Perdona, José Miguel, pero cuando he citado a directores de western, no he nombrado a Raoul Walsh (uno de mis directores favoritos) ni a Clint Eastwood. Se trata de un olvido imperdonable.
Totalmente de acuerdo con todas tus apreciaciones, Ángel. De hecho, si yo mismo indico que puede haber westerns a la altura del presente, pienso sobre todo en unos cuantos del mismo Ford, en especial «El hombre que mató a Liberty Valance» o «La legión invencible». De los otros directores que citas, para seguir «igualando», pueden valer «Río Bravo» (Hawks), «Horizontes lejanos» (Mann), «El árbol del ahorcado» (Daves), «El último tren de Gun Hill» (Sturges), «Cielo amarillo» (Wellman), «El jardín del diablo» (Hathaway), «Su única salida» (Walsh)…
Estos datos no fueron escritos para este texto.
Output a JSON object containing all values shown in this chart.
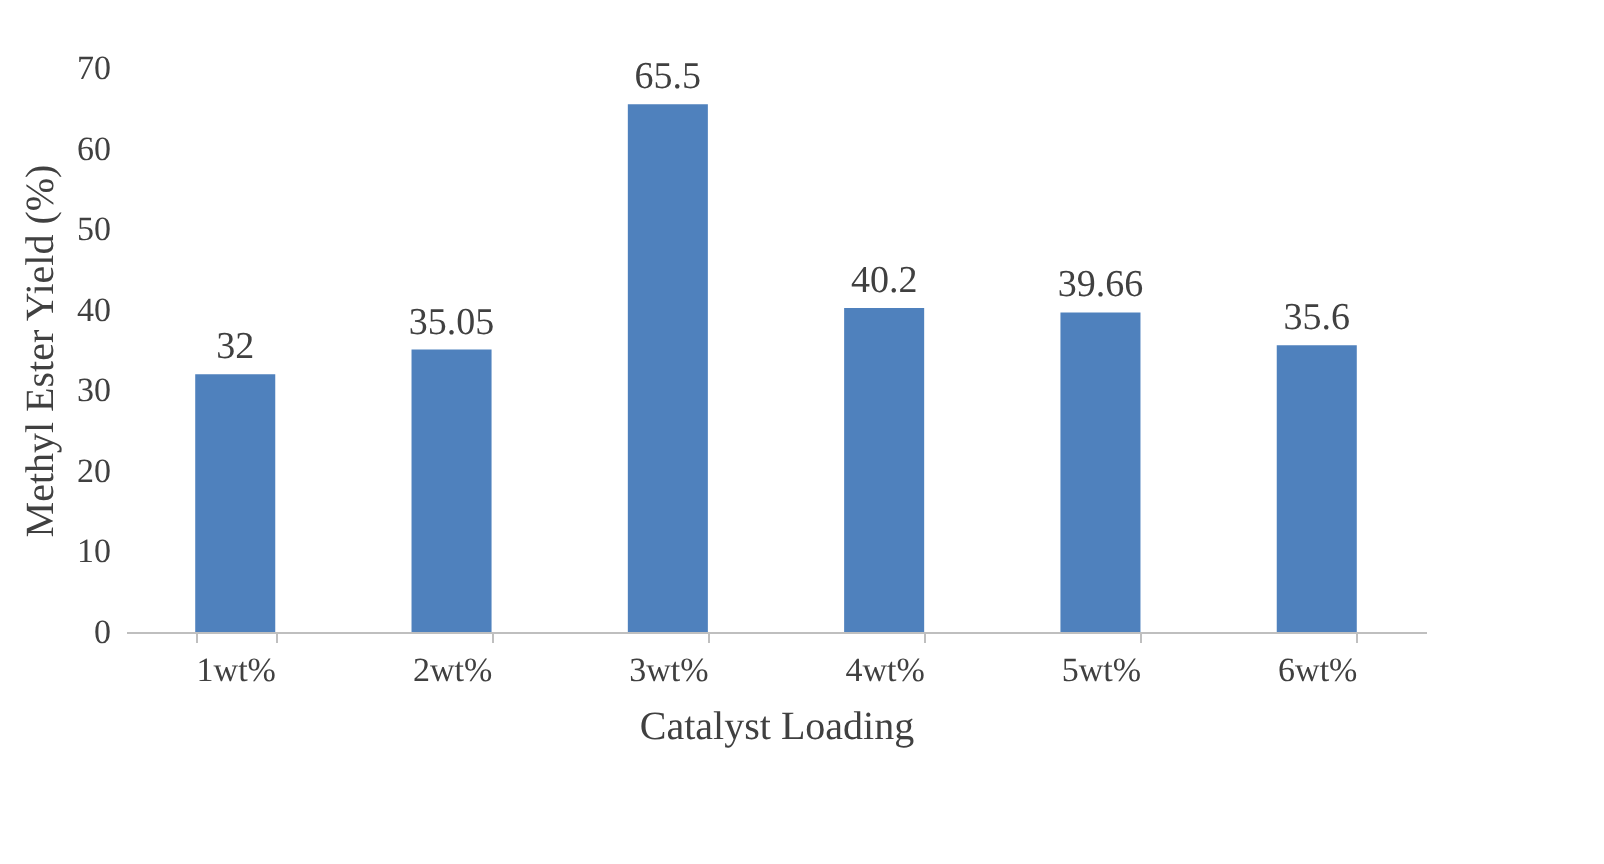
{
  "chart_data": {
    "type": "bar",
    "xlabel": "Catalyst Loading",
    "ylabel": "Methyl Ester Yield (%)",
    "categories": [
      "1wt%",
      "2wt%",
      "3wt%",
      "4wt%",
      "5wt%",
      "6wt%"
    ],
    "values": [
      32,
      35.05,
      65.5,
      40.2,
      39.66,
      35.6
    ],
    "color": "#4f81bd",
    "ylim": [
      0,
      70
    ],
    "yticks": [
      0,
      10,
      20,
      30,
      40,
      50,
      60,
      70
    ],
    "data_labels": true,
    "grid": false
  }
}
Wayne no deja de sorprenderme. Ya redactado este artículo he tenido ocasión de ver un western suyo que siempre se me había resistido, «Hondo». Y además de encantarme, el actor vuelve a estar genial.
Oigan… les falto por nombrar los que son tal vez los dos western equiparables a Centauros; Shane el desconocido de George Stevens y High Noon de Zinneman, a mi en lo particular me gustan mas.
La tensión en tiempo real de Solo ante el peligro es insuperable y la belleza, el romanticismo y pacifismo de Raices profundas (ese Shane que se niega con todo en volver a tomar un revolver hasta el final, como el mismo dice, «No se rompen moldes», pobre Ethan, a menos que fuera emboscandolo no tendría oportunidad ante su rapidez endiablada ) no tiene ejemplo equiparable.
En tan breve espacio, sin duda que han faltado westerns memorables. A esos dos westerns que citas, para mí entrañables por haberlo visto mil veces desde las tardes de sábado de mi infancia (cuando Televisión Española, la única por entonces, nos regalaba a los niños cine de género clásico), ya les había dedicado entrada en mi blog. Dejo aquí los enlaces:
https://lamanodelextranjero.com/2014/09/24/solo-ante-el-peligro-por-que-nadie-ayuda-a-gary-cooper/
https://lamanodelextranjero.com/2016/08/29/de-alan-ladd-a-clint-eastwood-de-raices-profundas-a-el-jinete-palido/
Un saludo muy cordial a otro aficionado al western.
Amos, o sea el profeta Amós, era un humilde pastor que se vio llamado por Yavé a hacer labor de profeta, es decir, una empresa heroica y superior a sus solas fuerzas… Por si esto sugiere una interpretación simbólica del nombre.
El cambio de los Mathison a los Jorgensen se entiende en la película porque permite incorporar un elemento muy querido por Ford: el de los inmigrantes (imagino que suecos en este caso) y la formación, en sus pequeñas comunidades, de la nueva sociedad estadounidense.
Muy interesantes ambas aportaciones, Manuel. Ya sea Amos o Ethan, por tanto, el nombre del personaje revista un contenido simbólico, que la película es posible que incrementara. En cuanto al cambio de apellido de esa familia, en efecto Ford recogió en muchos casos humildes personajes de origen emigrante. De hecho, el actor que hace del patriarca de los Jorgensen, el inolvidable John Qualen, luego interpretaría en «El hombre que mató a Liberty Valance» al dueño del bar donde trabaja el protagonista, asimismo de origen sueco (una escena emotiva es aquella en que recibía, por fin, su carta de nacionalización).